Minify HTML

When you are looking for the ways to optimize the rendering of documents into HTML, one of the solutions you might want to use is the compression of the output content (HTML, CSS, and SVG). This solution is suitable in case you are providing your content from the web server over the internet. The lower the content user has to download, the faster he will see the rendered document.

The Solution

GroupDocs.Viewer provides a new setMinify() property of the HtmlViewOptions class, that lets you get output content minified. Minification removes comments, extra white-spaces, and other unneeded characters without breaking the content structure. As a result, the page becomes smaller in size and loads faster. The following example demonstrates how to minify output content when rendering MS Word document into HTML.

The following code sample shows how to enable minification.

try (Viewer viewer = new Viewer("sample.docx");
    HtmlViewOptions viewOptions = HtmlViewOptions.forEmbeddedResources();
This setting will not compress the content as significantly as this might be achieved using Gzip compression (that should be enabled and configured from your webserver). But it still might be valuable and can be used as additional optimization in combination with Gzip compression.

Details Behind Minification

The process of minification almost in all cases provides the output that looks identically with original content in all browsers, but minified HTML content does not pass strict HTML validation.
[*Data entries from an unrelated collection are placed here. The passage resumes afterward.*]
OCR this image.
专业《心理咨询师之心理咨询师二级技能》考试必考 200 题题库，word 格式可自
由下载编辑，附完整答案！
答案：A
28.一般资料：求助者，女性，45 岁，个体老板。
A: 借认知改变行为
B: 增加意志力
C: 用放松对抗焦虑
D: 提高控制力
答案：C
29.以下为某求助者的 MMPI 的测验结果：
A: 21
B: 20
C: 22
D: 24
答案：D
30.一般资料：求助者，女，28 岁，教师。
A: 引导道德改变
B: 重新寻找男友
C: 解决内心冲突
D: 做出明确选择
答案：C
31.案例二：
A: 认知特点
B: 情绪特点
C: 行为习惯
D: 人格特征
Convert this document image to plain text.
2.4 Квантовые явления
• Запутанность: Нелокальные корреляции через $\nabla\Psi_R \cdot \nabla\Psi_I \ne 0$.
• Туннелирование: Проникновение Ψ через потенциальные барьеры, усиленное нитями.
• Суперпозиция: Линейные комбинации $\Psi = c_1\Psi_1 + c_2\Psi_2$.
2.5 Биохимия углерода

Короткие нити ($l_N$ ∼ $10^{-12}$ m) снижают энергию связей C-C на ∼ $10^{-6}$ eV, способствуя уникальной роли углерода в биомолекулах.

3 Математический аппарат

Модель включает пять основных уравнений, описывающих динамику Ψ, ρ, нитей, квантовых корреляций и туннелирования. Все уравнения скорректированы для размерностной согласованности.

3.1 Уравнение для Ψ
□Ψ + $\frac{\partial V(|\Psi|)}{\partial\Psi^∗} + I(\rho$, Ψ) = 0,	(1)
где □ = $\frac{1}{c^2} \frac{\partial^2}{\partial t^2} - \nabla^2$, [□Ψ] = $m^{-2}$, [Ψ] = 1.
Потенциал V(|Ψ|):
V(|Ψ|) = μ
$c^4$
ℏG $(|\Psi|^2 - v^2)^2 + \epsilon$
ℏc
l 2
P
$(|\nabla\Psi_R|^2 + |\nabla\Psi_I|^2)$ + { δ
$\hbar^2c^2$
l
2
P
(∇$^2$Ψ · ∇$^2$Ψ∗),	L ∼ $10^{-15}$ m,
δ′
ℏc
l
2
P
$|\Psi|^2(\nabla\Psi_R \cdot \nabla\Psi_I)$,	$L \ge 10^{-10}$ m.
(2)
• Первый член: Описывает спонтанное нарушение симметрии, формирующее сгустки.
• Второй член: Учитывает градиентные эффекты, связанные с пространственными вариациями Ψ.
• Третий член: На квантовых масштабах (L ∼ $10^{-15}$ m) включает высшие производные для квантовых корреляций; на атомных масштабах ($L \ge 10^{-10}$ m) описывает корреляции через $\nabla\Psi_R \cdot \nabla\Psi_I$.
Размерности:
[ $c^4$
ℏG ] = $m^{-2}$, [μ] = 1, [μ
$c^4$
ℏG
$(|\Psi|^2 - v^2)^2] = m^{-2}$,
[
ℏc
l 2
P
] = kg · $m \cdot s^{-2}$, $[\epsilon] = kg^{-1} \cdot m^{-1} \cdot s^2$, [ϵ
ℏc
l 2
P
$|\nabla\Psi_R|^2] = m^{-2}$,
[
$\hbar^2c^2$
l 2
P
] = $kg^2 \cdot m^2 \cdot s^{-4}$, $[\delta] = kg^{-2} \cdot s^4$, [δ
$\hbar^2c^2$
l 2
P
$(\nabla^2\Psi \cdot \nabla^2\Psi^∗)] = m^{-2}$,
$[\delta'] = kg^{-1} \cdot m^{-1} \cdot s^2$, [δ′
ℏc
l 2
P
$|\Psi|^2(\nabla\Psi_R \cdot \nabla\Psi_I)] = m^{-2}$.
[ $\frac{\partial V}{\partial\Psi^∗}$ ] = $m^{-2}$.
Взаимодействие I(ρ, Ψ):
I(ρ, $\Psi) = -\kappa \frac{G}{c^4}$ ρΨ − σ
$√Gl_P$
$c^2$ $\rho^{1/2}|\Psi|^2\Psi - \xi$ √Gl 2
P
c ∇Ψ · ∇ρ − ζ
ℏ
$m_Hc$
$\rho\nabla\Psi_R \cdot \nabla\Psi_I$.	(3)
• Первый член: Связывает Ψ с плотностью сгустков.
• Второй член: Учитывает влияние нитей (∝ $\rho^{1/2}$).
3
Here is the list of technics that lay behind the minification process.

HTML Minification

  • Comments (except when they contain IE conditional statements) are completely removed
  • Conditional comments are compressed
  • Spaces and line breaks inside the tags and between the tags are removed
  • Document type declaration is simplified to <!DOCTYPE html> and all HTML tag properties are removed
  • Protocol declarations like http:, https: and javascript: are removed from path values
  • Multiple spaces between words (except when they occur inside the pre or textarea tag) are replaced with single space
  • Quotes around tag property values (except inline events) are removed
  • Default attributes for “script”, “style” and “link” tags are removed
  • Boolean attributes are simplified, therefore <input type="text" disabled="disabled"> becomes <input type=text disabled>

CSS Minification

The embedded CSS content is minified when the setMinify() setting is on.

  • Remove all insignificant white-space.
  • Remove all comments.
  • Remove all unnecessary semicolon separators.
  • Reduce color values.
  • Reduce integer representations by removing leading and trailing zeros.
  • Remove unit specifiers from numeric zero values.